= The Antiquary (play) =

The Antiquary is a Caroline era stage play, a comedy written by Shackerley Marmion. It was acted in the 1634–36 period by Queen Henrietta's Men at the Cockpit Theatre, and first published in 1641. The Antiquary has been succinctly described as "Marmion's best play."

==Contemporary references==
The play drew upon several contemporary sources for its inspiration. Antiquarianism and the collection of "rarities" was a growing trend in Marmion's era. Marmion's title character, Veterano, has a habit of staring at a sculpture with a broken nose; this may have been intended as an allusion to Thomas Howard, 21st Earl of Arundel, a famous antiquarian and art collector of the day. Marmion also was influenced by a contemporary controversy: in 1629, King Charles I and his Privy Council developed a scheme to confiscate the collection of the celebrated antiquary Charles Cotton the elder.

==Synopsis==
Marmion set his play in Pisa (although, with references to the Rialto and the senate, he seems to have been thinking more about Venice). Like some other rulers in folklore and story (Harun al-Rashid being the most famous example), the Duke of Pisa chooses to go about in disguise among his subjects, to observe them and to amuse himself in the process. He witnesses a variety of odd characters, including Petrutio, who has been made vain and conceited by his foreign travels, and Moccinigo, an old man shocked by a courtesan's rejection into pursuing the hand of the 16-year-old Lucretia.

Veterano is an elderly and wealthy collector of antiquities; he denies his nephew Lionell any financial support and spends his money on his supposed treasures. Gullibly, he believes he owns the net in which Vulcan captured Mars and Venus, and "the great silver box that Nero kept his beard in." Lionell, an "ingenious witty gentleman" and a "young knave," cheats his uncle by selling him bogus rarities in disguise. The Duke, in confederacy with Lionell, threatens to confiscate Veterano's collection, since it is too precious to be in the hands of a private citizen; in response, Veterano wills his estate to Lionell.

Lionell places his boy page with Lucretia's parents, Lorenzo and Aemilia. Aemilia develops an infatuation with the boy; when Lorenzo discovers this, he is outraged. Aemilia manages to turn the tables on her husband with Lionell's help: she reveals that the page is a girl (Lionell's sister Angelia) in disguise, and accuses Lorenzo of sneaking his own mistress into their house. A shocked Lorenzo is forced to yield command of his household to his wife.

In addition to Moccinigo, Lucretia is courted by the ardent Aurelio — but she abuses her would-be lover so severely that she converts him into a misogynist. Yet when she learns that Moccinigo plots Aurelio's murder, Lucretia tries to forestall the crime and set things right; she apologises to Aurelio, and he abandons his misogyny as quickly as he adopted it. Aurelio tricks Lucretia into marrying him by trapping her in appearances: he bribes her servant into granting him entry into her apartments, and emerges the next morning to announce that they are married. To save her honour, Lucretia must marry him in fact. (This plot device is used in other plays of the era, from Lording Barry's Ram Alley, c. 1607, to Thomas Killigrew's The Parson's Wedding, 1641.)

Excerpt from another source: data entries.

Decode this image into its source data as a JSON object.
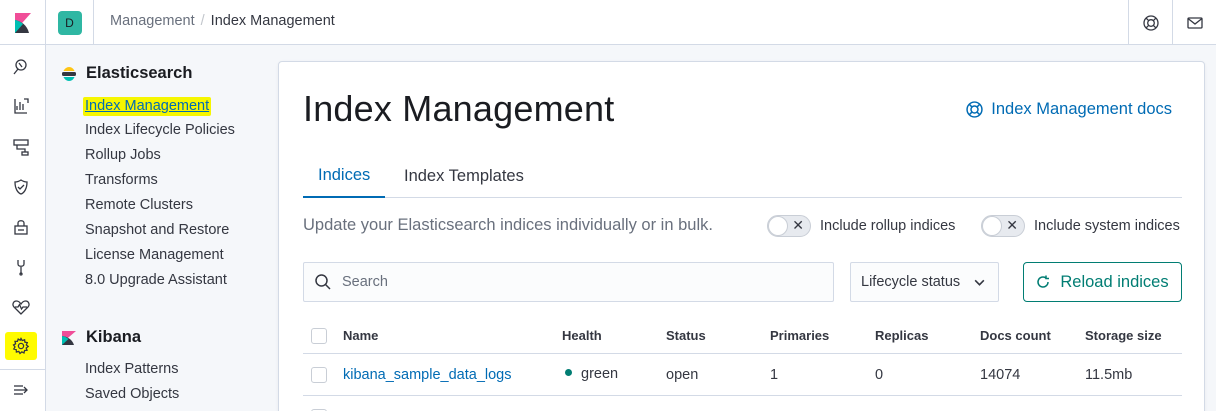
{
  "header": {
    "space_initial": "D",
    "breadcrumb_parent": "Management",
    "breadcrumb_separator": "/",
    "breadcrumb_current": "Index Management"
  },
  "left_nav_icons": [
    "discover-icon",
    "visualize-icon",
    "canvas-icon",
    "siem-icon",
    "security-icon",
    "dev-tools-icon",
    "monitoring-icon",
    "management-gear-icon",
    "collapse-menu-icon"
  ],
  "sidenav": {
    "elasticsearch_title": "Elasticsearch",
    "elasticsearch_items": [
      "Index Management",
      "Index Lifecycle Policies",
      "Rollup Jobs",
      "Transforms",
      "Remote Clusters",
      "Snapshot and Restore",
      "License Management",
      "8.0 Upgrade Assistant"
    ],
    "kibana_title": "Kibana",
    "kibana_items": [
      "Index Patterns",
      "Saved Objects"
    ]
  },
  "main": {
    "title": "Index Management",
    "docs_link": "Index Management docs",
    "tabs": [
      "Indices",
      "Index Templates"
    ],
    "description": "Update your Elasticsearch indices individually or in bulk.",
    "toggle_rollup": "Include rollup indices",
    "toggle_system": "Include system indices",
    "toggle_symbol": "✕",
    "search_placeholder": "Search",
    "lifecycle_select": "Lifecycle status",
    "reload_button": "Reload indices"
  },
  "table": {
    "columns": [
      "Name",
      "Health",
      "Status",
      "Primaries",
      "Replicas",
      "Docs count",
      "Storage size"
    ],
    "rows": [
      {
        "name": "kibana_sample_data_logs",
        "health": "green",
        "status": "open",
        "primaries": "1",
        "replicas": "0",
        "docs_count": "14074",
        "storage_size": "11.5mb"
      }
    ]
  },
  "colors": {
    "link": "#006bb4",
    "accent_teal": "#017d73",
    "highlight": "#fffb00"
  }
}
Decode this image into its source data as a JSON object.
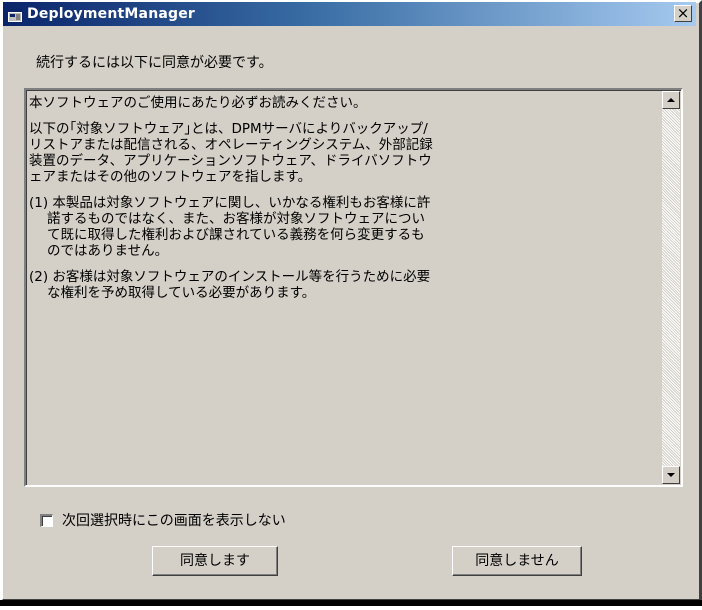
{
  "window": {
    "title": "DeploymentManager",
    "close_glyph": "×",
    "title_icon": "app-icon",
    "close_icon": "close-icon"
  },
  "dialog": {
    "instruction": "続行するには以下に同意が必要です。",
    "license_paragraphs": [
      "本ソフトウェアのご使用にあたり必ずお読みください。",
      "以下の｢対象ソフトウェア｣とは、DPMサーバによりバックアップ/\nリストアまたは配信される、オペレーティングシステム、外部記録\n装置のデータ、アプリケーションソフトウェア、ドライバソフトウ\nェアまたはその他のソフトウェアを指します。",
      "(1) 本製品は対象ソフトウェアに関し、いかなる権利もお客様に許\n諾するものではなく、また、お客様が対象ソフトウェアについ\nて既に取得した権利および課されている義務を何ら変更するも\nのではありません。",
      "(2) お客様は対象ソフトウェアのインストール等を行うために必要\nな権利を予め取得している必要があります。"
    ],
    "checkbox_label": "次回選択時にこの画面を表示しない",
    "checkbox_checked": false,
    "agree_label": "同意します",
    "disagree_label": "同意しません"
  },
  "colors": {
    "title_gradient_start": "#0a246a",
    "title_gradient_end": "#a6caf0",
    "dialog_face": "#d4d0c8"
  }
}
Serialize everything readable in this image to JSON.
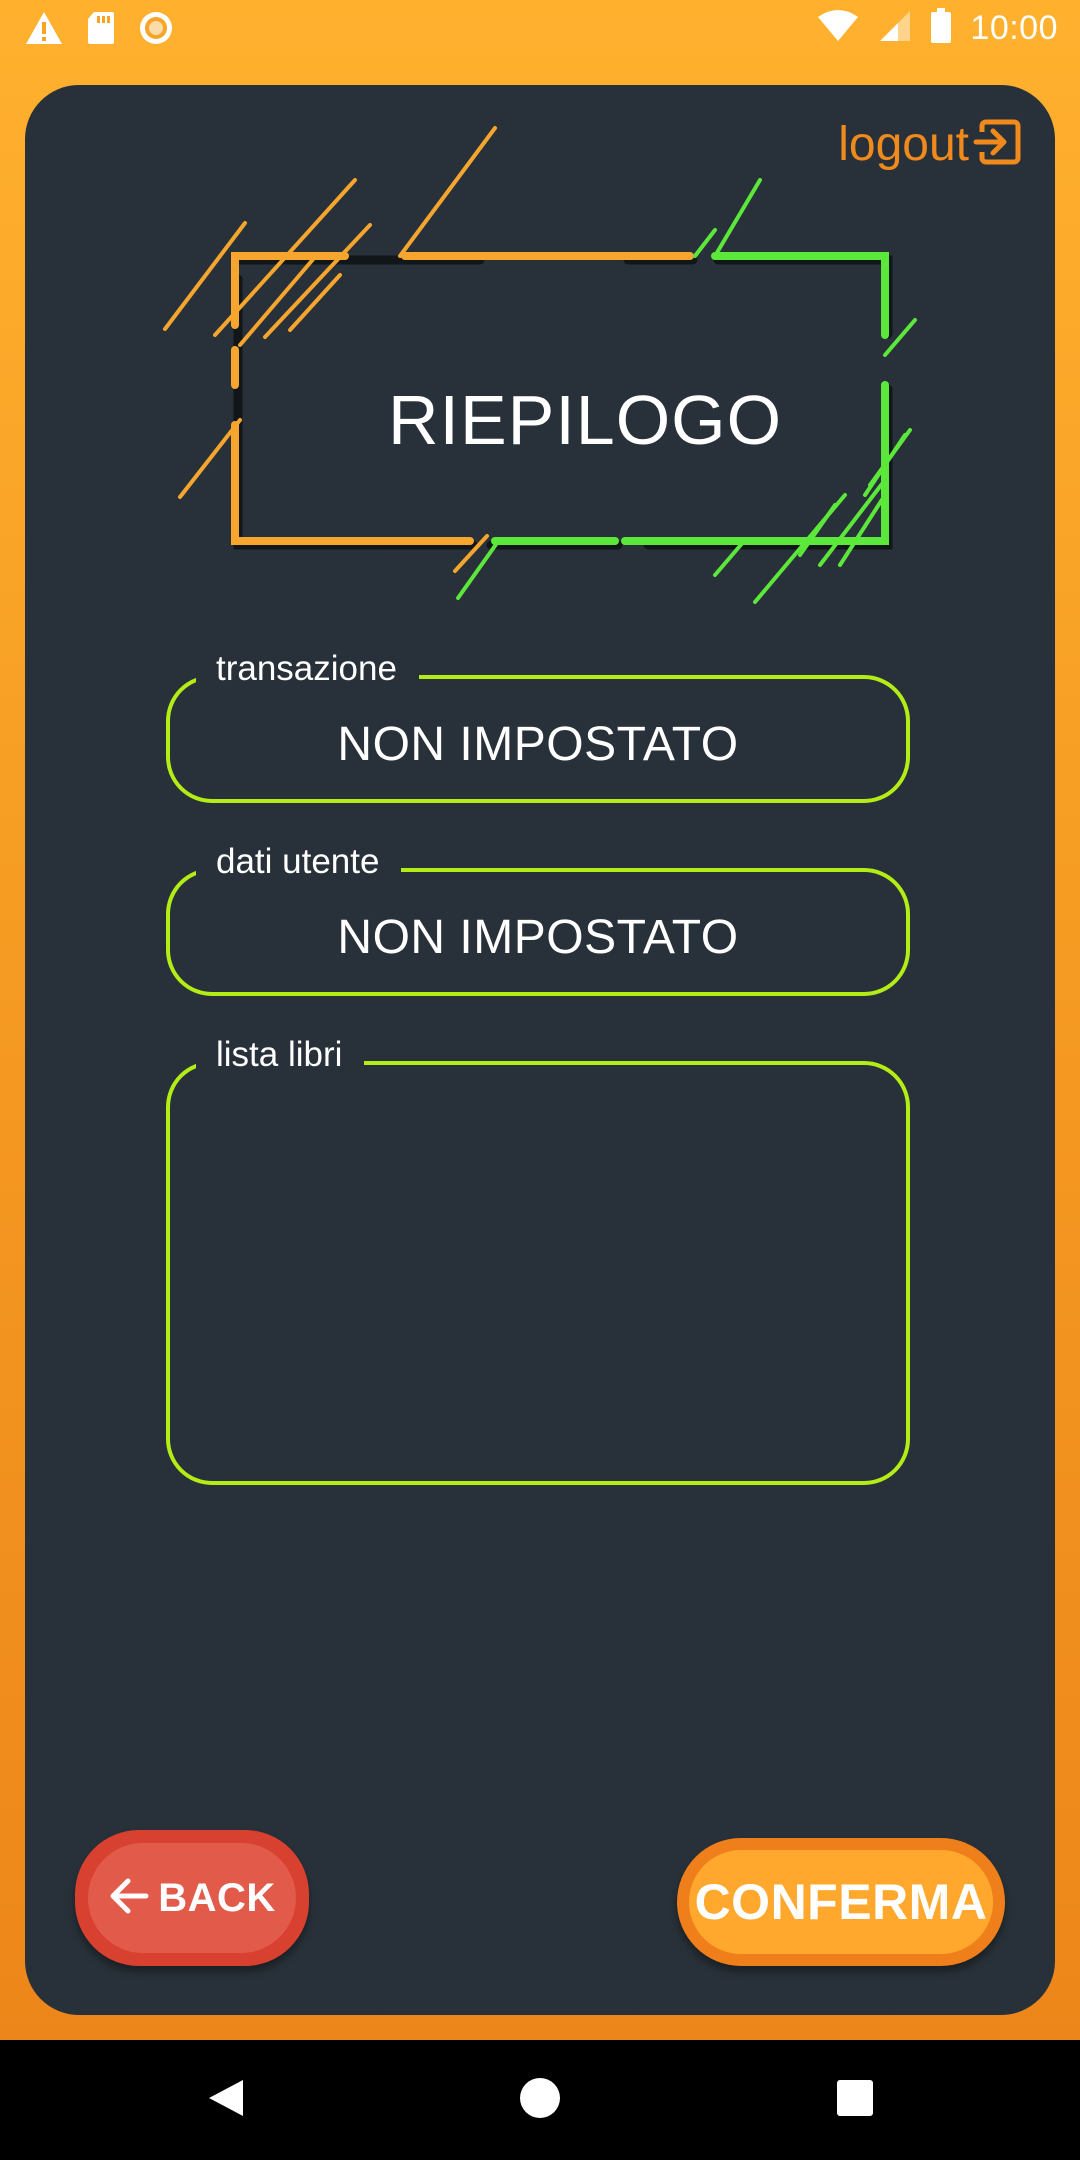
{
  "status_bar": {
    "time": "10:00",
    "icons": [
      "warning-icon",
      "sd-card-icon",
      "sync-icon",
      "wifi-icon",
      "signal-icon",
      "battery-icon"
    ]
  },
  "header": {
    "logout_label": "logout",
    "logout_icon": "logout-icon"
  },
  "title": "RIEPILOGO",
  "fields": {
    "transazione": {
      "label": "transazione",
      "value": "NON IMPOSTATO"
    },
    "dati_utente": {
      "label": "dati utente",
      "value": "NON IMPOSTATO"
    },
    "lista_libri": {
      "label": "lista libri",
      "value": ""
    }
  },
  "buttons": {
    "back_label": "BACK",
    "confirm_label": "CONFERMA"
  },
  "colors": {
    "background_top": "#ffb12e",
    "background_bottom": "#ec8419",
    "card": "#283139",
    "accent_orange": "#f08a1c",
    "accent_lime": "#b4ec16",
    "accent_green": "#5ce83a",
    "back_red": "#d84030",
    "confirm_orange": "#ffa82d"
  }
}
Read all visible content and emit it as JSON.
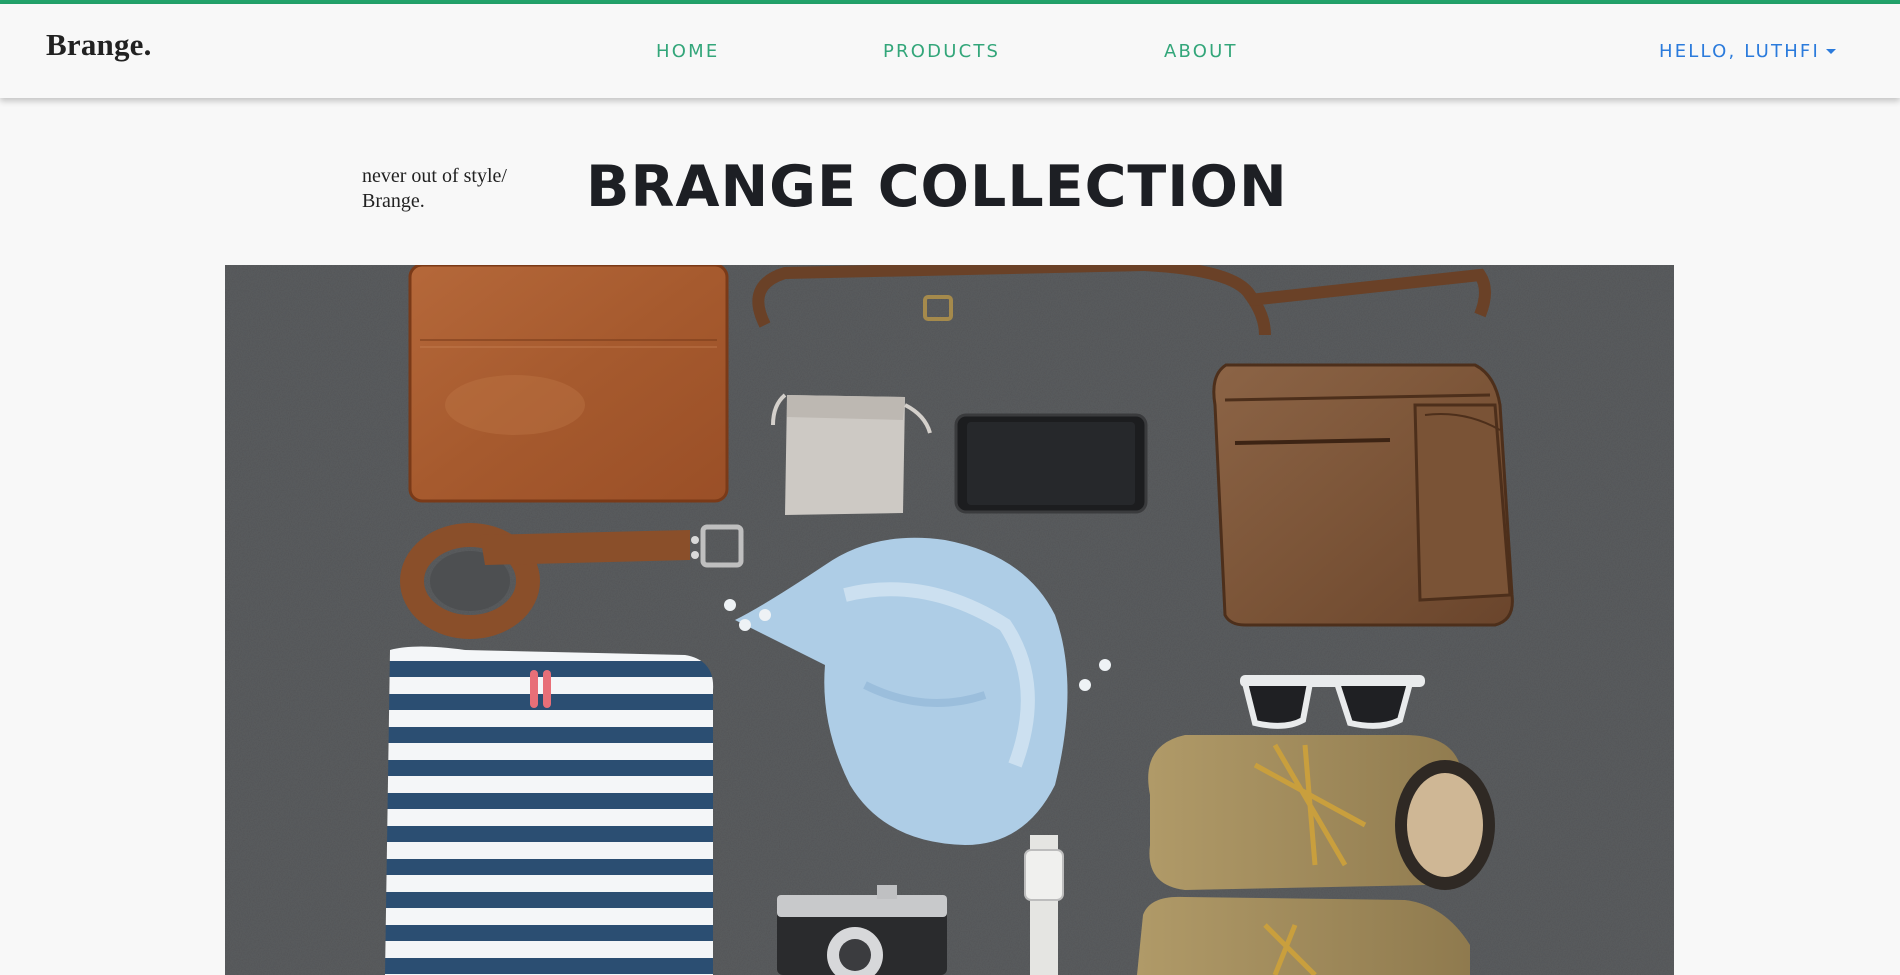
{
  "navbar": {
    "brand": "Brange.",
    "links": [
      "HOME",
      "PRODUCTS",
      "ABOUT"
    ],
    "user_menu": "HELLO, LUTHFI"
  },
  "hero": {
    "tagline_line1": "never out of style/",
    "tagline_line2": "Brange.",
    "title": "BRANGE COLLECTION"
  },
  "colors": {
    "accent_green": "#23a36b",
    "nav_link": "#33a67a",
    "user_link": "#2b7bdc",
    "title": "#1d1f24"
  },
  "icons": {
    "dropdown": "caret-down-icon"
  }
}
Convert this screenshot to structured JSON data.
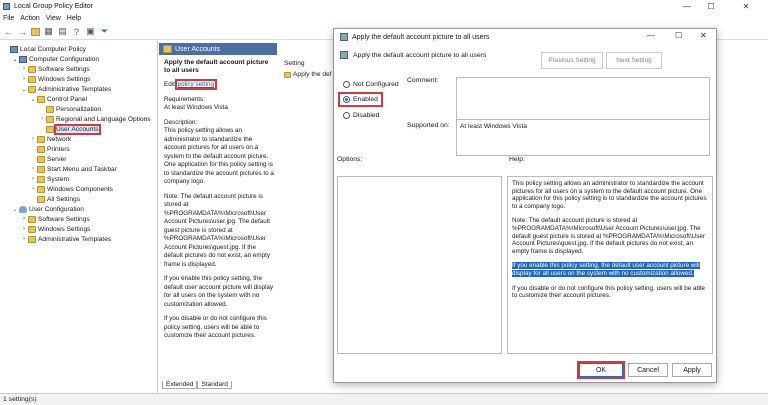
{
  "window": {
    "title": "Local Group Policy Editor",
    "controls": [
      "—",
      "☐",
      "✕"
    ]
  },
  "menu": [
    "File",
    "Action",
    "View",
    "Help"
  ],
  "tree": [
    {
      "label": "Local Computer Policy",
      "level": 0,
      "chev": "",
      "icon": "pc"
    },
    {
      "label": "Computer Configuration",
      "level": 1,
      "chev": "⌄",
      "icon": "pc"
    },
    {
      "label": "Software Settings",
      "level": 2,
      "chev": "›",
      "icon": "folder"
    },
    {
      "label": "Windows Settings",
      "level": 2,
      "chev": "›",
      "icon": "folder"
    },
    {
      "label": "Administrative Templates",
      "level": 2,
      "chev": "⌄",
      "icon": "folder"
    },
    {
      "label": "Control Panel",
      "level": 3,
      "chev": "⌄",
      "icon": "folder"
    },
    {
      "label": "Personalization",
      "level": 4,
      "chev": "",
      "icon": "folder"
    },
    {
      "label": "Regional and Language Options",
      "level": 4,
      "chev": "›",
      "icon": "folder"
    },
    {
      "label": "User Accounts",
      "level": 4,
      "chev": "",
      "icon": "folder",
      "selected": true
    },
    {
      "label": "Network",
      "level": 3,
      "chev": "›",
      "icon": "folder"
    },
    {
      "label": "Printers",
      "level": 3,
      "chev": "",
      "icon": "folder"
    },
    {
      "label": "Server",
      "level": 3,
      "chev": "",
      "icon": "folder"
    },
    {
      "label": "Start Menu and Taskbar",
      "level": 3,
      "chev": "›",
      "icon": "folder"
    },
    {
      "label": "System",
      "level": 3,
      "chev": "›",
      "icon": "folder"
    },
    {
      "label": "Windows Components",
      "level": 3,
      "chev": "›",
      "icon": "folder"
    },
    {
      "label": "All Settings",
      "level": 3,
      "chev": "",
      "icon": "folder"
    },
    {
      "label": "User Configuration",
      "level": 1,
      "chev": "⌄",
      "icon": "user"
    },
    {
      "label": "Software Settings",
      "level": 2,
      "chev": "›",
      "icon": "folder"
    },
    {
      "label": "Windows Settings",
      "level": 2,
      "chev": "›",
      "icon": "folder"
    },
    {
      "label": "Administrative Templates",
      "level": 2,
      "chev": "›",
      "icon": "folder"
    }
  ],
  "pane": {
    "header": "User Accounts",
    "title": "Apply the default account picture to all users",
    "edit_prefix": "Edit ",
    "edit_link": "policy setting",
    "req_label": "Requirements:",
    "req_value": "At least Windows Vista",
    "desc_label": "Description:",
    "desc": [
      "This policy setting allows an administrator to standardize the account pictures for all users on a system to the default account picture. One application for this policy setting is to standardize the account pictures to a company logo.",
      "Note: The default account picture is stored at %PROGRAMDATA%\\Microsoft\\User Account Pictures\\user.jpg. The default guest picture is stored at %PROGRAMDATA%\\Microsoft\\User Account Pictures\\guest.jpg. If the default pictures do not exist, an empty frame is displayed.",
      "If you enable this policy setting, the default user account picture will display for all users on the system with no customization allowed.",
      "If you disable or do not configure this policy setting, users will be able to customize their account pictures."
    ],
    "setting_col": "Setting",
    "setting_row": "Apply the def"
  },
  "tabs": [
    "Extended",
    "Standard"
  ],
  "status": "1 setting(s)",
  "dialog": {
    "title": "Apply the default account picture to all users",
    "subtitle": "Apply the default account picture to all users",
    "prev": "Previous Setting",
    "next": "Next Setting",
    "radios": [
      "Not Configured",
      "Enabled",
      "Disabled"
    ],
    "comment_label": "Comment:",
    "supported_label": "Supported on:",
    "supported_value": "At least Windows Vista",
    "options_label": "Options:",
    "help_label": "Help:",
    "help": [
      "This policy setting allows an administrator to standardize the account pictures for all users on a system to the default account picture. One application for this policy setting is to standardize the account pictures to a company logo.",
      "Note: The default account picture is stored at %PROGRAMDATA%\\Microsoft\\User Account Pictures\\user.jpg. The default guest picture is stored at %PROGRAMDATA%\\Microsoft\\User Account Pictures\\guest.jpg. If the default pictures do not exist, an empty frame is displayed.",
      "If you enable this policy setting, the default user account picture will display for all users on the system with no customization allowed.",
      "If you disable or do not configure this policy setting, users will be able to customize their account pictures."
    ],
    "ok": "OK",
    "cancel": "Cancel",
    "apply": "Apply"
  }
}
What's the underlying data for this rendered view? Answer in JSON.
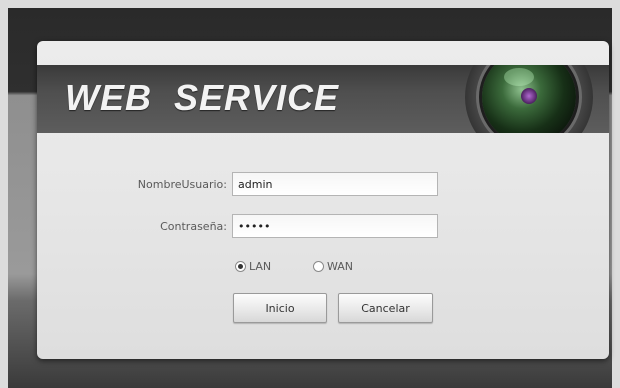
{
  "banner": {
    "title": "WEB  SERVICE",
    "lens_icon": "camera-lens-icon"
  },
  "login": {
    "username_label": "NombreUsuario:",
    "username_value": "admin",
    "password_label": "Contraseña:",
    "password_value": "*****",
    "network_options": [
      {
        "label": "LAN",
        "checked": true
      },
      {
        "label": "WAN",
        "checked": false
      }
    ],
    "login_button": "Inicio",
    "cancel_button": "Cancelar"
  },
  "colors": {
    "banner_dark": "#3a3a3a",
    "dialog_bg": "#e7e7e7",
    "lens_green": "#3b6a3b"
  }
}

Lionell and the Duke get Veterano drunk; in his inebriated state, Veterano claims that his hat was worn by Julius Caesar, his breeches by Pompey the Great, and his eyeglasses by Hannibal. When he falls asleep, they dress the old man in a fool's coat. Waking to find himself so attired, Veterano goes to the Duke to complain – only to find that the "Duke" is his nephew in disguise.

Moccinigo is tricked and cheated into signing his estates over to the newly married Aurelio and Lucretia. The foolish Petrutio is similarly tricked into marrying Lionell's sister Angelia, a young woman he'd formerly courted but neglected. (He believes he's marrying the Duke's sister – and in a sense he is, since the man he thinks is the Duke is actually Lionell.) The real Duke, emerged from concealment at the play's end, exults in the pleasure he's enjoyed and in the fitness of the outcome.

==After 1642==
During the Restoration, Thomas d'Urfey borrowed from Marmion's drama to create his Madame Fickle, or the Witty False One (1677). Veterano reappears in different guises in later plays as well, in Samuel Foote's The Nabob (1773) and in John O'Keeffe's Modern Antiquities (1791).

The Antiquary was also admired by Sir Walter Scott; he included it in his collection Ancient British Drama.